= Chauncey Purple =

American politician

Chauncey H. Purple (c. 1820 – December 13, 1882) was an American businessman and clerical worker from Wisconsin who served one term as a Whig member of the Wisconsin State Assembly from Waukesha County, Wisconsin. He was also a prominent member of the temperance movement in that state.

== Background ==
Purple was born in Weedsport, in Cayuga County, New York, in about 1820. He spent some time "in mercantile pursuits" before moving to Wisconsin in 1844. He lived first in Waukesha, then called Prairieville, where he operated a dry goods store for some years.

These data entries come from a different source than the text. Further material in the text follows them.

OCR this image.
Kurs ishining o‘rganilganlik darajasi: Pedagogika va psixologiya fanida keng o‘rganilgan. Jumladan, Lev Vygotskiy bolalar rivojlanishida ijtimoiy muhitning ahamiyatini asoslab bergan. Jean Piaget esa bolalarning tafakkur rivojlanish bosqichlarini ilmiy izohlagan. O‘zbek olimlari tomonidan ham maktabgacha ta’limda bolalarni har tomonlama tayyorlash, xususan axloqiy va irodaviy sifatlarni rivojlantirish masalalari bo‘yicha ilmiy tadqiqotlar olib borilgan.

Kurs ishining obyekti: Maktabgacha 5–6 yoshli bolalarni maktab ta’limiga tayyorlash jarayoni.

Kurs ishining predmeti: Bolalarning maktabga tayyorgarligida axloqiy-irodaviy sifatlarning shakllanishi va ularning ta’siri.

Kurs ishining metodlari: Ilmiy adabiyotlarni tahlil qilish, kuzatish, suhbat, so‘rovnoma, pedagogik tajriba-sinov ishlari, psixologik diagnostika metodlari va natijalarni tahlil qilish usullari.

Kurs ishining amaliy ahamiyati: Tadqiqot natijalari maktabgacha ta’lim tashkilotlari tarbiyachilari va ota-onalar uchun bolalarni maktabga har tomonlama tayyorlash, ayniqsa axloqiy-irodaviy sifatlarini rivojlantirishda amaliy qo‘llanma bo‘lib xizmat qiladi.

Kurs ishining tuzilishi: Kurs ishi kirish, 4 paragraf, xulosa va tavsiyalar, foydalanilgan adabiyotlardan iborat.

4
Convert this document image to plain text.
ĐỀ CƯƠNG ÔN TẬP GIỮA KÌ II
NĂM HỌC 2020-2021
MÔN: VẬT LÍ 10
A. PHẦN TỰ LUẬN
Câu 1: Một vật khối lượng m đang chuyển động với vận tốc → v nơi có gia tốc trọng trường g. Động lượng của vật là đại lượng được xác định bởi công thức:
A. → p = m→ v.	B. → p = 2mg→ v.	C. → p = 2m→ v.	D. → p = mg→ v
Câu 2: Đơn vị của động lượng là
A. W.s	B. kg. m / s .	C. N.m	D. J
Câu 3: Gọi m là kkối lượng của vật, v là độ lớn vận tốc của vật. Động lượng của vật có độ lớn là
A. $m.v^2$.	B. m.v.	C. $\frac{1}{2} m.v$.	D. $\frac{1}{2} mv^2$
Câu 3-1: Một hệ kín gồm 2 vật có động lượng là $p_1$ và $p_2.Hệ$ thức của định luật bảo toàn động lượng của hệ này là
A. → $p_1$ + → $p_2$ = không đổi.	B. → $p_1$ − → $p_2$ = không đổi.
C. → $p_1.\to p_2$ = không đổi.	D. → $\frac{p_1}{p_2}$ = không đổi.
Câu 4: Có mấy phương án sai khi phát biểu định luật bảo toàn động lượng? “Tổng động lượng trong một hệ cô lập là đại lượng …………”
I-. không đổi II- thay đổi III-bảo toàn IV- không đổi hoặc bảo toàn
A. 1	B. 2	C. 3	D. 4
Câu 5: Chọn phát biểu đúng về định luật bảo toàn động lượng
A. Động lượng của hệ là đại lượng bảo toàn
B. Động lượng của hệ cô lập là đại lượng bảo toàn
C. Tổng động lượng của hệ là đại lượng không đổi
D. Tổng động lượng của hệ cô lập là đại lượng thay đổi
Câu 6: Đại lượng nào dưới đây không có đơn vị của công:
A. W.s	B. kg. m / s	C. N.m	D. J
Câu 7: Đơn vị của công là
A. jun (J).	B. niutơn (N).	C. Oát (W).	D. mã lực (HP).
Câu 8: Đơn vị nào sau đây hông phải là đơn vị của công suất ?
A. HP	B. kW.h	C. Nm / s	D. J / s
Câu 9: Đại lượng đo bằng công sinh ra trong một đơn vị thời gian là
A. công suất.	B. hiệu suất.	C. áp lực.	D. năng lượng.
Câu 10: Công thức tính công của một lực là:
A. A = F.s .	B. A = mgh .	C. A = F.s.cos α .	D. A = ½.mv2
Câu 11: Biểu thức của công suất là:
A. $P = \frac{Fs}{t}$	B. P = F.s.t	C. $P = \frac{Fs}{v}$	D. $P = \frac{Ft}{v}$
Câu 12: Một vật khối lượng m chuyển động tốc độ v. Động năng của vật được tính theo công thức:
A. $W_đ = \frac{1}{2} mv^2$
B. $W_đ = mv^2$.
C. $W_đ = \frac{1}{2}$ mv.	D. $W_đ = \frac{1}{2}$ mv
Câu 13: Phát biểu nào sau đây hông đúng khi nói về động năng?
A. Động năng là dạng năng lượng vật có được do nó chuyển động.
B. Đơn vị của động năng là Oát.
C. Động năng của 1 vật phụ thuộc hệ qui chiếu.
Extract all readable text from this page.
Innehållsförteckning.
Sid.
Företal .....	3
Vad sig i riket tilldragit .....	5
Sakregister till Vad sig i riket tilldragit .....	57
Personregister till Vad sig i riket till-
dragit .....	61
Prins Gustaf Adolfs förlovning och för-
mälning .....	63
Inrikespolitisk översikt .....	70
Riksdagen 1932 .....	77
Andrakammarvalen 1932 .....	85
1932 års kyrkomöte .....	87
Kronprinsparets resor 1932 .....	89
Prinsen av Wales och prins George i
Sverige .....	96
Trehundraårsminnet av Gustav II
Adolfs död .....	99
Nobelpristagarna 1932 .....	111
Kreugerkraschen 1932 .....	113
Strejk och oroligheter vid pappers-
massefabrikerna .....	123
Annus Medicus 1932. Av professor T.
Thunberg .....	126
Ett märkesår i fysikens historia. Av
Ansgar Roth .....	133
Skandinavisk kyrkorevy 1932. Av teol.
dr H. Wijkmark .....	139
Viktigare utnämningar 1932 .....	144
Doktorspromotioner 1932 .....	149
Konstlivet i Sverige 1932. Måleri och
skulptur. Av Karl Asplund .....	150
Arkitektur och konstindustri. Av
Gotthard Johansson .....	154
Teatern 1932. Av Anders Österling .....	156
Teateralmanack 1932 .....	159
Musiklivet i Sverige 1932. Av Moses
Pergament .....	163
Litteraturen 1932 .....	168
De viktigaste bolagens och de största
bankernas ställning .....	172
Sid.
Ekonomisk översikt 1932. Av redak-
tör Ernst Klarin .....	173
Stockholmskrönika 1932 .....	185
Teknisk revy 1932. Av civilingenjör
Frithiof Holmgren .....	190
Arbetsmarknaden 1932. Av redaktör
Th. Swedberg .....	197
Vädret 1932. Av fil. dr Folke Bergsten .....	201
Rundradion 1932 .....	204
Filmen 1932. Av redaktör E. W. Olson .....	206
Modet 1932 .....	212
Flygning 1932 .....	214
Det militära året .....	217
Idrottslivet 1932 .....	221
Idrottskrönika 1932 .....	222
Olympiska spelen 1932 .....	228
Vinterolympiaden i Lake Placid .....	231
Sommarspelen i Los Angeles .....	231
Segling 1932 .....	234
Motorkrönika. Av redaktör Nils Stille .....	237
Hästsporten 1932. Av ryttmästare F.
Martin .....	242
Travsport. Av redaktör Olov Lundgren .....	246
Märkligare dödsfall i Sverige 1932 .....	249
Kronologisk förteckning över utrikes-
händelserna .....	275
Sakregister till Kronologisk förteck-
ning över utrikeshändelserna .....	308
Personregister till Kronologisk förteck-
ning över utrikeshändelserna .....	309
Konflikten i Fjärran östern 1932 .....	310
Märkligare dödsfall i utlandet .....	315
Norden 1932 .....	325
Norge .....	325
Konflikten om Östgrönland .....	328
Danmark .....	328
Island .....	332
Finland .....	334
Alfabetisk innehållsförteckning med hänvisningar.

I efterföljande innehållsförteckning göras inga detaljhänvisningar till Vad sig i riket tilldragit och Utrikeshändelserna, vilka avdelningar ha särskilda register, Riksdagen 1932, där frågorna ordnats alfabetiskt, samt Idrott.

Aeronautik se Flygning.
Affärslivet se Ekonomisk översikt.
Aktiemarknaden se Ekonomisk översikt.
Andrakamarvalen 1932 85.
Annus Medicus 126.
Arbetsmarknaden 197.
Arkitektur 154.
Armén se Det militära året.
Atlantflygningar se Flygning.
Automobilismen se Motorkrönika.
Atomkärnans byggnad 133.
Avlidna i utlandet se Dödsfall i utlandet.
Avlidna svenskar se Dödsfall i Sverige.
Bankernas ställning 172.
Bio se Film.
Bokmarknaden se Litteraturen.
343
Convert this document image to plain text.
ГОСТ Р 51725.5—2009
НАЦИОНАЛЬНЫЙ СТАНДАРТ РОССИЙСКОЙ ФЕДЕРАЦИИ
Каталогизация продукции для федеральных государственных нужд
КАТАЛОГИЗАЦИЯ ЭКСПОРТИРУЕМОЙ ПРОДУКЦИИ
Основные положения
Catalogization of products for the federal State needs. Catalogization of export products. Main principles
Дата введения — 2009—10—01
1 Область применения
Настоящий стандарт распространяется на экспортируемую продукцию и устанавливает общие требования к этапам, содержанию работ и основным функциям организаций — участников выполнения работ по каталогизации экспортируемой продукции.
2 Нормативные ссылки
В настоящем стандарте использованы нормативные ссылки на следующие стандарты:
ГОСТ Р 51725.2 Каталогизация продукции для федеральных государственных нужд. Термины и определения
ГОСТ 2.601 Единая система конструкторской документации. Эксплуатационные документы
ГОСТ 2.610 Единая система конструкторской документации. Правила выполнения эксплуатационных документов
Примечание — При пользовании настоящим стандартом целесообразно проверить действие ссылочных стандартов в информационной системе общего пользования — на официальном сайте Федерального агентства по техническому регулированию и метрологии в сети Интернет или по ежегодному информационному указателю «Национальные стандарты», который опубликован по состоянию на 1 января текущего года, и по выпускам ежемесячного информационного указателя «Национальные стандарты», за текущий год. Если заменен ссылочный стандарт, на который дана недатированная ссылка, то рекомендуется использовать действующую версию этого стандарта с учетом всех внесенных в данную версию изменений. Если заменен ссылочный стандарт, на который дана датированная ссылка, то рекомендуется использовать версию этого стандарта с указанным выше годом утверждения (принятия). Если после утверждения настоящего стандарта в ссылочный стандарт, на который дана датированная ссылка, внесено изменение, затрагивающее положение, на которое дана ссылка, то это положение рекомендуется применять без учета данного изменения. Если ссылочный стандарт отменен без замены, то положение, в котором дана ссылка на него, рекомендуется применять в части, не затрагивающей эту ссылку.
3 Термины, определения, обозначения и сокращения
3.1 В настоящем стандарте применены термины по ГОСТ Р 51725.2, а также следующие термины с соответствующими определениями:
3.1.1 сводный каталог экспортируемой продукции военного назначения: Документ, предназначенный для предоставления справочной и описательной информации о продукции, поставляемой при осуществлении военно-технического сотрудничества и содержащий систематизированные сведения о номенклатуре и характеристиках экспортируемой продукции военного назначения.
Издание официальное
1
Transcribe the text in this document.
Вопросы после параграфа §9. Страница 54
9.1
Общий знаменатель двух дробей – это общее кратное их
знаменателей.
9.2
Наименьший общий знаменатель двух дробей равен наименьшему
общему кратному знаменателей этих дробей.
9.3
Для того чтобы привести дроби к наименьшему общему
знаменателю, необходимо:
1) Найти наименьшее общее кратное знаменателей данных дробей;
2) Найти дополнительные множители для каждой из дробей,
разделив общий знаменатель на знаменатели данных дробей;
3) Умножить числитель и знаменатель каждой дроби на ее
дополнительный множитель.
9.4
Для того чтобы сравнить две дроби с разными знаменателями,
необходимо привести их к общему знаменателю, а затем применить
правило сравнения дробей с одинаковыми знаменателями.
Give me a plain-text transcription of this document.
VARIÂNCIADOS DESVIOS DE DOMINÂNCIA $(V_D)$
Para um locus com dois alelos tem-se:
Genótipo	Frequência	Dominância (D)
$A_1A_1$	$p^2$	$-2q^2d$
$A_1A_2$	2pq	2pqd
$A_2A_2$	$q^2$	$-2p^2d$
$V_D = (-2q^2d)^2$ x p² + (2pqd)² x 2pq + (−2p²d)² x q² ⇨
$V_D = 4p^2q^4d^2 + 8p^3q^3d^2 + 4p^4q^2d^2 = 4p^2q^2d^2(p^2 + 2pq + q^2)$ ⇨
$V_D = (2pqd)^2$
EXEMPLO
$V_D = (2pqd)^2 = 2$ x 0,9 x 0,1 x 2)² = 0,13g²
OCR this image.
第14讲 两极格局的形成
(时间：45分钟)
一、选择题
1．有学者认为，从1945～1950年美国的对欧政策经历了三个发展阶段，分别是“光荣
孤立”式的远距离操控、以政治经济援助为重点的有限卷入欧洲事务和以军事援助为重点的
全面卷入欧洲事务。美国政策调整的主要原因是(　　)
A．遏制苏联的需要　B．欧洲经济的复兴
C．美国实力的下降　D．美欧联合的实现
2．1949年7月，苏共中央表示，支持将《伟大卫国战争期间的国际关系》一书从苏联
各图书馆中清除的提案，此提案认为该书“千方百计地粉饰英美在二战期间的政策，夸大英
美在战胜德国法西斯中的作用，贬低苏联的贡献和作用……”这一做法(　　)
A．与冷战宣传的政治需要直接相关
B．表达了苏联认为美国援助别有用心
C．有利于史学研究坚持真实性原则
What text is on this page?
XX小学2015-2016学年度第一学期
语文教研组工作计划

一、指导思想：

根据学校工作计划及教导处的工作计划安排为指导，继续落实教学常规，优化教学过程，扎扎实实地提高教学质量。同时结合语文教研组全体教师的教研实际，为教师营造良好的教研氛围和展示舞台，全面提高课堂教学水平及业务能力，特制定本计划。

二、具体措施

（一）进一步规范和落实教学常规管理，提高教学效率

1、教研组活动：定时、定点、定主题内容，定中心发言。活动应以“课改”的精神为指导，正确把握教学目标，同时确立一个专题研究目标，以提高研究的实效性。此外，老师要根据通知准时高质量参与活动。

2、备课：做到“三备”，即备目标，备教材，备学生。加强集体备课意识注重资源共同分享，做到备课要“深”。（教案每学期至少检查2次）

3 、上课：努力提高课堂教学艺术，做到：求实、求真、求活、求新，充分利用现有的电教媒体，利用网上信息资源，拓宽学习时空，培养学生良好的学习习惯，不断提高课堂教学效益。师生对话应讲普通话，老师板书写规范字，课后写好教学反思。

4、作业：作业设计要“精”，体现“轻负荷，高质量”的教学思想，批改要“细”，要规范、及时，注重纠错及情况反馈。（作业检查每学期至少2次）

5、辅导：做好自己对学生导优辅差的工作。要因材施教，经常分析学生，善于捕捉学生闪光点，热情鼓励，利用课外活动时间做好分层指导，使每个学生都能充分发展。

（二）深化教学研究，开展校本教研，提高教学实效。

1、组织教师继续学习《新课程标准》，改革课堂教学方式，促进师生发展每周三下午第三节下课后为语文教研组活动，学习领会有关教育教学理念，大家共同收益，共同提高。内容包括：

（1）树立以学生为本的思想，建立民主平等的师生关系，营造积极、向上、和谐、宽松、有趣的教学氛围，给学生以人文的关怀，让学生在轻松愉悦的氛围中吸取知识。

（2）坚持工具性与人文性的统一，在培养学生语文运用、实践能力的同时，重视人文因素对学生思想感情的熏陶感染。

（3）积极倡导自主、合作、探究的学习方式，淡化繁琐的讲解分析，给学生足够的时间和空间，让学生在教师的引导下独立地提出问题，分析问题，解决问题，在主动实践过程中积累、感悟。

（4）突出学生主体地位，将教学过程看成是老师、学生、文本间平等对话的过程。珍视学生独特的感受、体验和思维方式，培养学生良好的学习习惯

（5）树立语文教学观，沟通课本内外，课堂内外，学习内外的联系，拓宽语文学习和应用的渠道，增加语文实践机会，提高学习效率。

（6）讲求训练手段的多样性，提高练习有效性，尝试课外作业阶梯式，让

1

== Legislature and other state service ==
He was living in Brookfield Center when he was elected to the Assembly for a one-year term in 1854 as a Whig, succeeding Free Soiler Elisha Pearl. He was not a candidate for re-election, and was succeeded by fellow Whig Benjamin F. Goss.

In 1858 he was invited to Madison to take a position as bank clerk in the office of Samuel D. Hastings, then Wisconsin State Treasurer and a fellow temperance advocate. He was soon promoted to Assistant State Treasurer, a job he would hold for about ten years under Hastings and his successor William E. Smith (both Republicans).

== After state service ==
After retiring from the Treasurer's office, Purple moved to Watertown and went into the lumber trade, in which he was doing well until the Panic of 1873.

== Personal life ==
He was first married in Weedsport; that wife's name is unknown, but when she died he was left with a step-daughter. In 1850 he remarried, to Mary C. Patterson, with whom he would have seven more children. He was very active locally and at a wider level in the temperance movement, taking a leadership position in several organizations, including the Sons of Temperance, Good Templars and Band of Hope. He was also an active member of the Congregational Church. He died unexpectedly from "neuralgia of the heart" on December 13, 1879.